Mesmo com a queda em agosto, a DPF está dentro das projeções estabelecidas pelo Plano Anual de Financiamento (PAF). Segundo o PAF, o estoque da DPF deve encerrar o ano de 2024 entre R$ 7 trilhões e R$ 7,4 trilhões.
A Dívida Pública Mobiliária (em títulos) interna (DPMFi) também registrou uma queda de 1,55%, passando de R$ 6,822 trilhões em julho para R$ 6,716 trilhões em agosto. O Tesouro Nacional resgatou R$ 163,17 bilhões em títulos a mais do que emitiu no mês passado, com destaque para os papéis corrigidos pelo Índice Nacional de Preços ao Consumidor Amplo (IPCA).
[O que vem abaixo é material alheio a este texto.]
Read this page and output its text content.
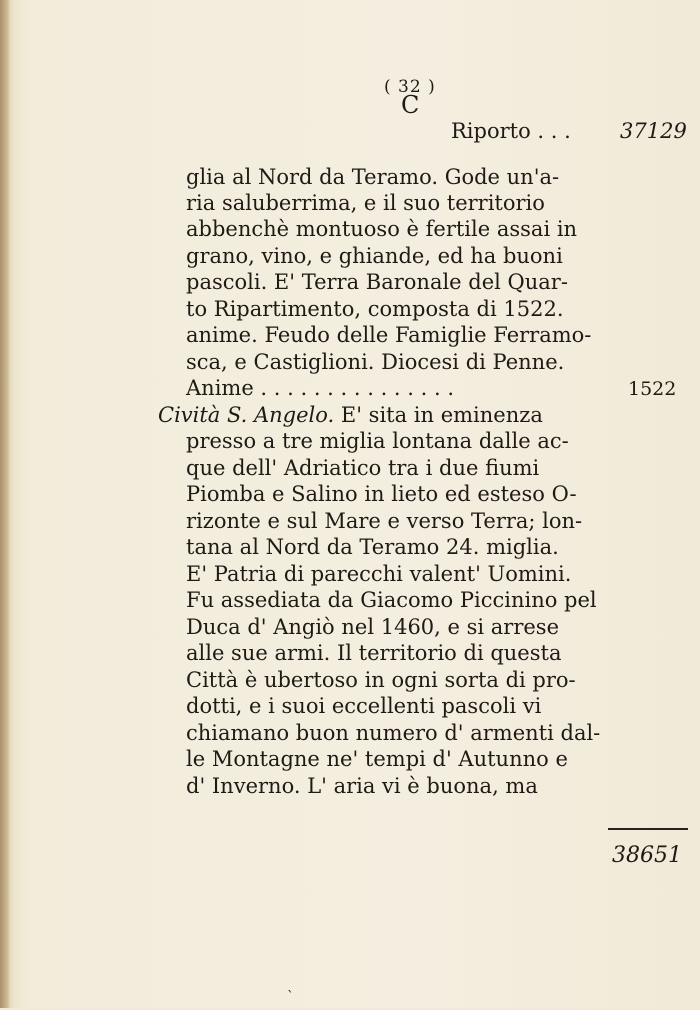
( 32 )
C
Riporto . . . 37129
glia al Nord da Teramo. Gode un'a-
ria saluberrima, e il suo territorio
abbenchè montuoso è fertile assai in
grano, vino, e ghiande, ed ha buoni
pascoli. E' Terra Baronale del Quar-
to Ripartimento, composta di 1522.
anime. Feudo delle Famiglie Ferramo-
sca, e Castiglioni. Diocesi di Penne.
Anime . . . . . . . . . . . . . . .	1522
Cività S. Angelo. E' sita in eminenza
presso a tre miglia lontana dalle ac-
que dell' Adriatico tra i due fiumi
Piomba e Salino in lieto ed esteso O-
rizonte e sul Mare e verso Terra; lon-
tana al Nord da Teramo 24. miglia.
E' Patria di parecchi valent' Uomini.
Fu assediata da Giacomo Piccinino pel
Duca d' Angiò nel 1460, e si arrese
alle sue armi. Il territorio di questa
Città è ubertoso in ogni sorta di pro-
dotti, e i suoi eccellenti pascoli vi
chiamano buon numero d' armenti dal-
le Montagne ne' tempi d' Autunno e
d' Inverno. L' aria vi è buona, ma
38651
`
Além disso, a emissão de títulos da DPMFi em agosto totalizou R$ 107,55 bilhões, sendo a maior parte destinada a atender a demanda por títulos corrigidos pela Taxa Selic. O alto volume de vencimentos de títulos prefixados foi outro fator que impactou a queda da DPF no mês passado.
No mercado externo, a Dívida Pública Federal externa (DPFe) teve um aumento de 0,48%, atingindo R$ 319,17 bilhões em agosto. Esse avanço se deu principalmente por conta da correção de juros, uma vez que o dólar teve um leve recuo no mesmo período.
Diante desses dados, é possível observar uma série de movimentações e ajustes na DPF ao longo do mês de agosto, refletindo as condições econômicas e financeiras do país. O cenário global também exerceu influência sobre a dívida pública, reforçando a importância de acompanhar de perto esses indicadores para compreender a situação fiscal do Brasil.